Soundtrack to the Story

I have almost 10k words done for the anthology piece due to Dark Red Press on the 20th of January.  I’m pretty sure it’s only half done.  15,000 words was my minimum, but I know I’ll go over that and hit closer to 20k.  It’s a post-apocalyptic tale, just as the other 3 will be from the other DRP authors, for a book entitled 4POCALYPSE.  An interesting premise, each of us taking a spin on that speculative fiction sub-genre.  Like an idiot, I decided to set mine in the ruins of 2270 and fill it with advanced tech and my twist on zombies.  (I didn’t foresee the amount of research that would have to go into this one.)

As with all of my longer works, it took me a while to find the “voice.”  Mostly, this was because I hadn’t found the soundtrack yet.  Each of my novels or e-novellas have had their own selection of music.  THE STITCHING was done entirely to Murder By Death, while IN BLEED COUNTRY had a lot of Puscifer and Tool.  A COMPLICATED DIVINE was set to Alkaline Trio and other modern punk bands, while my out-of-print novel BETWEEN US AND OBLIVION was penned exclusively to the post-rock band 65DaysOfStatic.  It took me a while, but this current novella is getting hammered out to a mix of DeadMau5, Skrillex and The Glitch Mob.  The music created by those groups fit the vibe of the tale.

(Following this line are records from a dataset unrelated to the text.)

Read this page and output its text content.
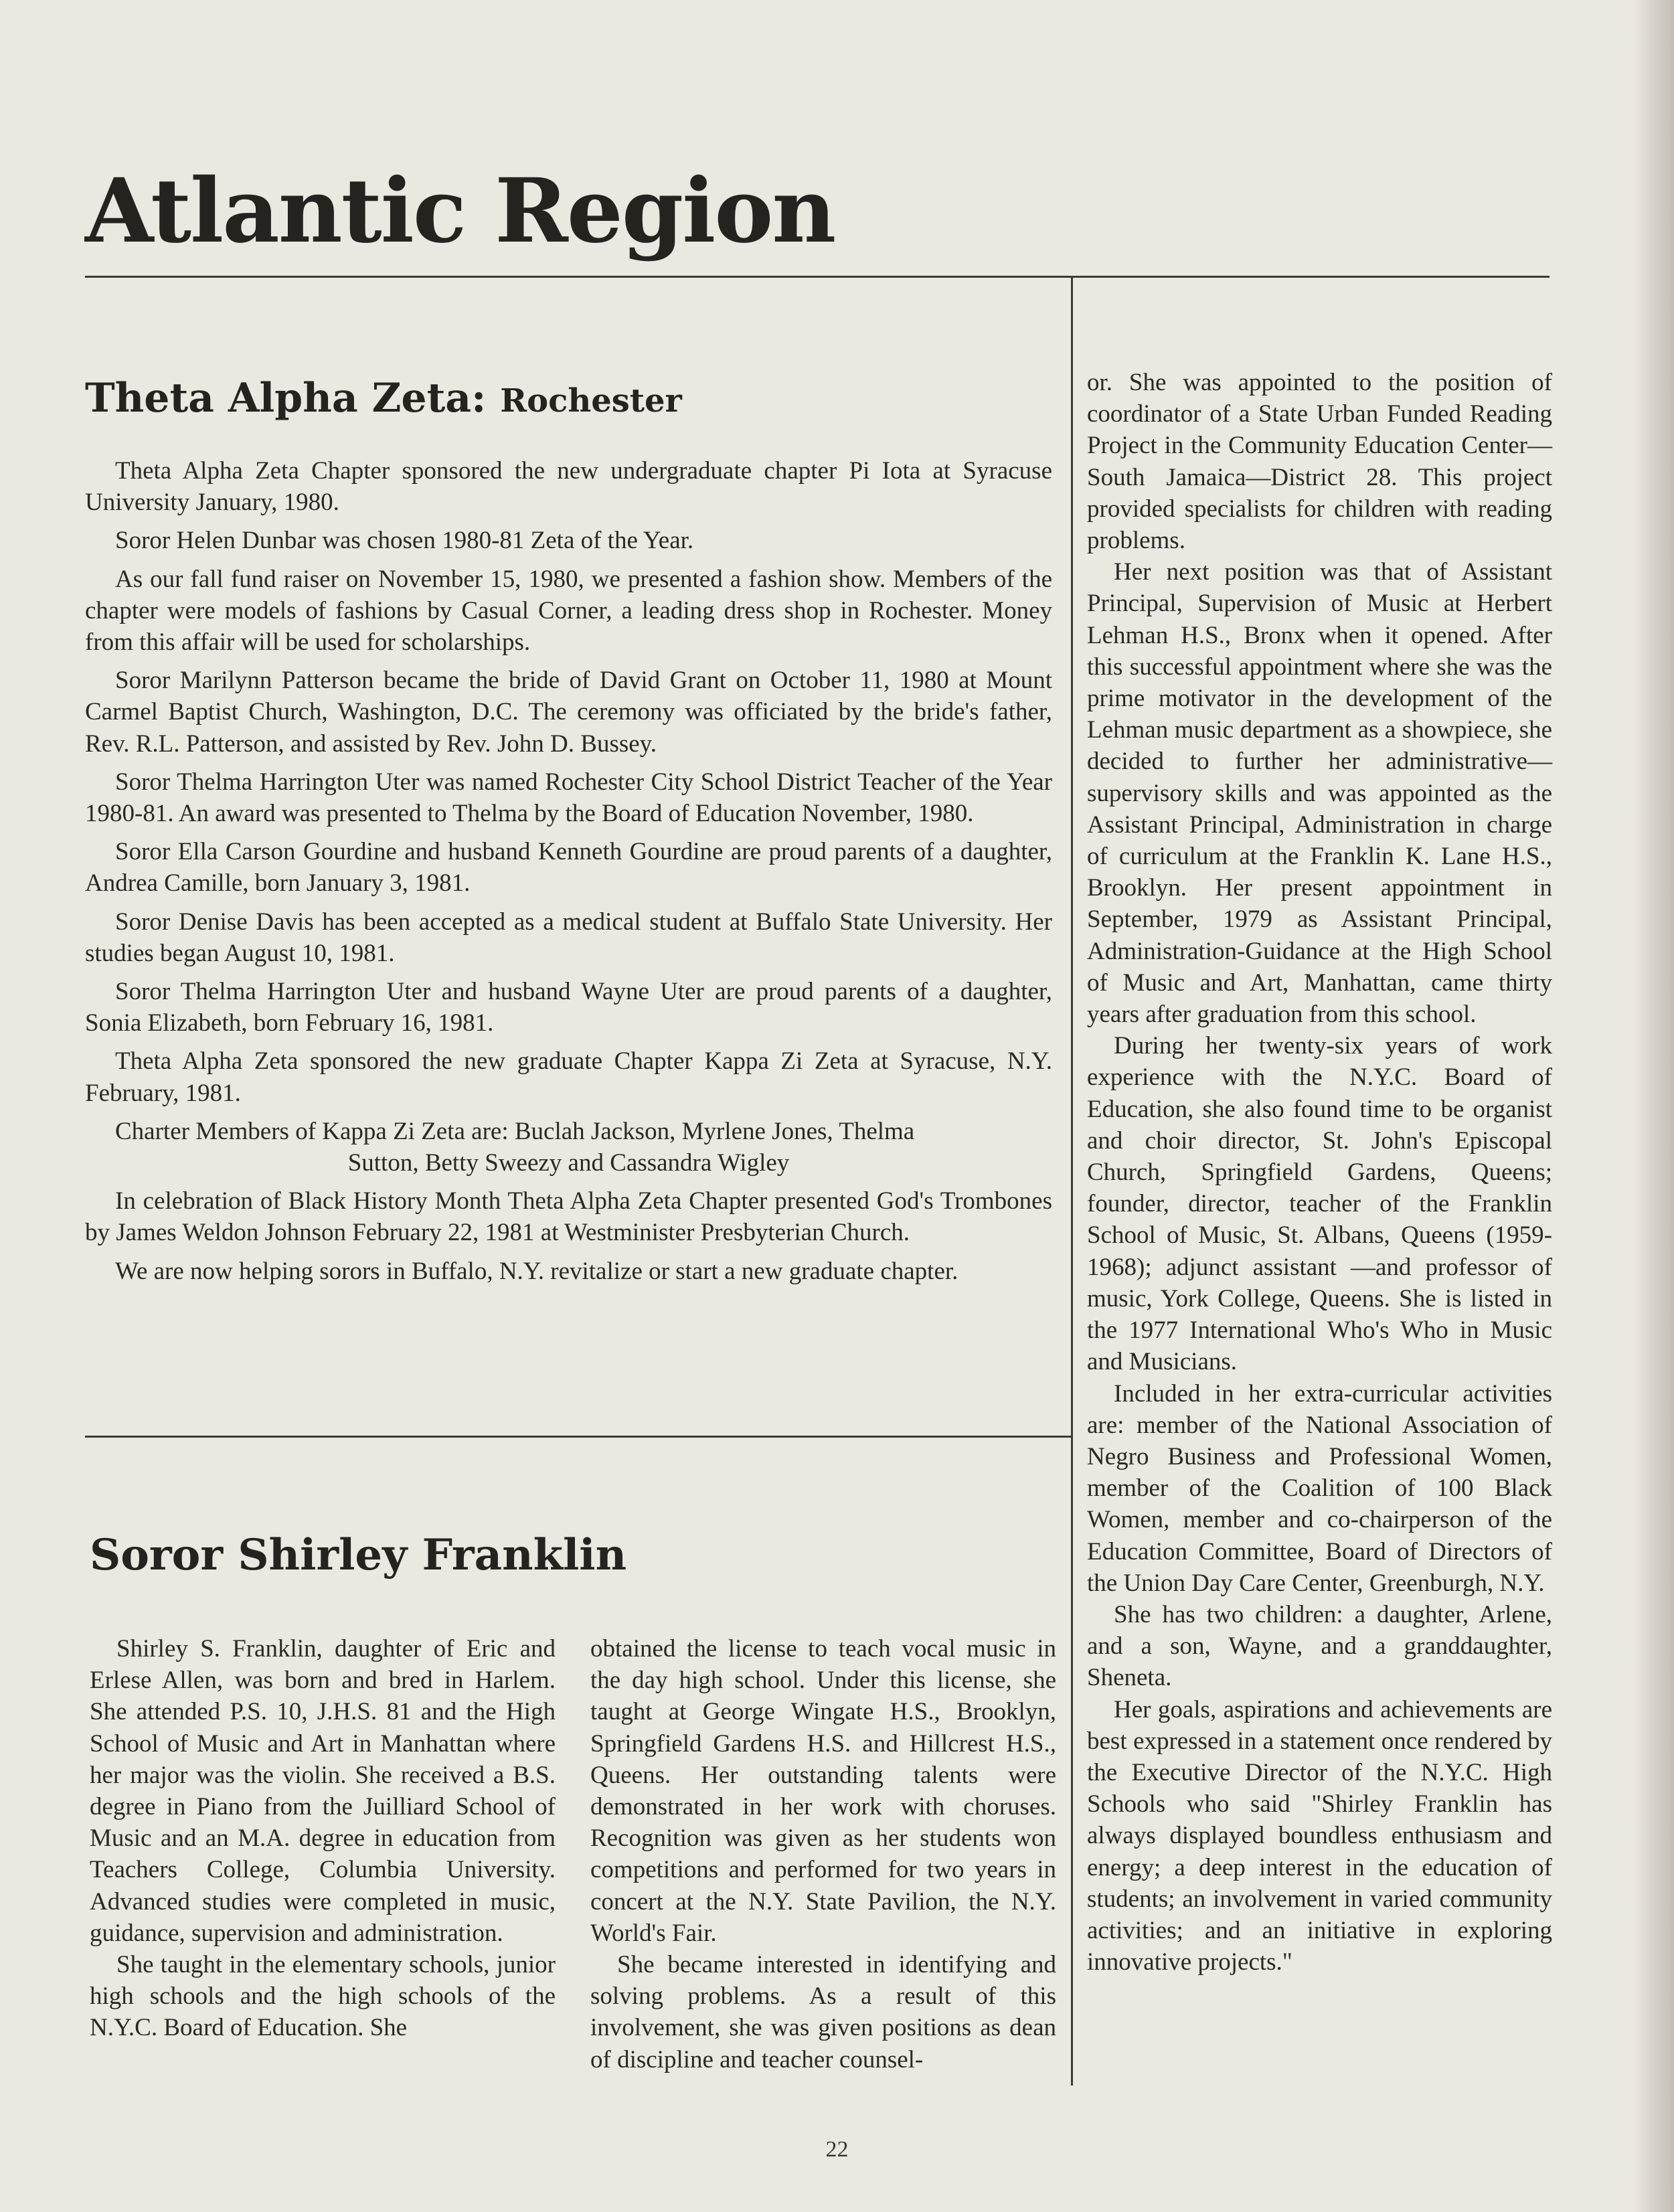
Atlantic Region
Theta Alpha Zeta: Rochester

Theta Alpha Zeta Chapter sponsored the new undergraduate chapter Pi Iota at Syracuse University January, 1980.

Soror Helen Dunbar was chosen 1980-81 Zeta of the Year.

As our fall fund raiser on November 15, 1980, we presented a fashion show. Members of the chapter were models of fashions by Casual Corner, a leading dress shop in Rochester. Money from this affair will be used for scholarships.

Soror Marilynn Patterson became the bride of David Grant on October 11, 1980 at Mount Carmel Baptist Church, Washington, D.C. The ceremony was officiated by the bride's father, Rev. R.L. Patterson, and assisted by Rev. John D. Bussey.

Soror Thelma Harrington Uter was named Rochester City School District Teacher of the Year 1980-81. An award was presented to Thelma by the Board of Education November, 1980.

Soror Ella Carson Gourdine and husband Kenneth Gourdine are proud parents of a daughter, Andrea Camille, born January 3, 1981.

Soror Denise Davis has been accepted as a medical student at Buffalo State University. Her studies began August 10, 1981.

Soror Thelma Harrington Uter and husband Wayne Uter are proud parents of a daughter, Sonia Elizabeth, born February 16, 1981.

Theta Alpha Zeta sponsored the new graduate Chapter Kappa Zi Zeta at Syracuse, N.Y. February, 1981.

Charter Members of Kappa Zi Zeta are: Buclah Jackson, Myrlene Jones, Thelma
Sutton, Betty Sweezy and Cassandra Wigley

In celebration of Black History Month Theta Alpha Zeta Chapter presented God's Trombones by James Weldon Johnson February 22, 1981 at Westminister Presbyterian Church.

We are now helping sorors in Buffalo, N.Y. revitalize or start a new graduate chapter.

Soror Shirley Franklin

Shirley S. Franklin, daughter of Eric and Erlese Allen, was born and bred in Harlem. She attended P.S. 10, J.H.S. 81 and the High School of Music and Art in Manhattan where her major was the violin. She received a B.S. degree in Piano from the Juilliard School of Music and an M.A. degree in education from Teachers College, Columbia University. Advanced studies were completed in music, guidance, supervision and administration.

She taught in the elementary schools, junior high schools and the high schools of the N.Y.C. Board of Education. She

obtained the license to teach vocal music in the day high school. Under this license, she taught at George Wingate H.S., Brooklyn, Springfield Gardens H.S. and Hillcrest H.S., Queens. Her outstanding talents were demonstrated in her work with choruses. Recognition was given as her students won competitions and performed for two years in concert at the N.Y. State Pavilion, the N.Y. World's Fair.

She became interested in identifying and solving problems. As a result of this involvement, she was given positions as dean of discipline and teacher counsel-

or. She was appointed to the position of coordinator of a State Urban Funded Reading Project in the Community Education Center—South Jamaica—District 28. This project provided specialists for children with reading problems.

Her next position was that of Assistant Principal, Supervision of Music at Herbert Lehman H.S., Bronx when it opened. After this successful appointment where she was the prime motivator in the development of the Lehman music department as a showpiece, she decided to further her administrative—supervisory skills and was appointed as the Assistant Principal, Administration in charge of curriculum at the Franklin K. Lane H.S., Brooklyn. Her present appointment in September, 1979 as Assistant Principal, Administration-Guidance at the High School of Music and Art, Manhattan, came thirty years after graduation from this school.

During her twenty-six years of work experience with the N.Y.C. Board of Education, she also found time to be organist and choir director, St. John's Episcopal Church, Springfield Gardens, Queens; founder, director, teacher of the Franklin School of Music, St. Albans, Queens (1959-1968); adjunct assistant —and professor of music, York College, Queens. She is listed in the 1977 International Who's Who in Music and Musicians.

Included in her extra-curricular activities are: member of the National Association of Negro Business and Professional Women, member of the Coalition of 100 Black Women, member and co-chairperson of the Education Committee, Board of Directors of the Union Day Care Center, Greenburgh, N.Y.

She has two children: a daughter, Arlene, and a son, Wayne, and a granddaughter, Sheneta.

Her goals, aspirations and achievements are best expressed in a statement once rendered by the Executive Director of the N.Y.C. High Schools who said "Shirley Franklin has always displayed boundless enthusiasm and energy; a deep interest in the education of students; an involvement in varied community activities; and an initiative in exploring innovative projects."

22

I know some authors who must write in near silence – that would drive me insane.  At the same time, once I’ve found my tale’s soundtrack, I won’t listen to it during the writing process except when I’m actually writing the story.  It forces me to keep going and doesn’t dilute the feeling.  When I’m writing random articles, blogs (or just pissing about on Facebook), I find any instrumental post-rock works well for me.  While emotive and creative, it almost acts as a default sound to be, those guitars from This Will Destroy You and Explosion in The Sky and the vocals from Sigur Ros.

After this novella is done, the sequel to IN BLEED COUNTRY is supposed to be next on my plate.  Perhaps I’ll find the soundtrack in one of Maynard Keenan’s acts again, but I wouldn’t necessarily say it was set in stone.  Certain aspects of a story writes itself, and a tale demands its own tune.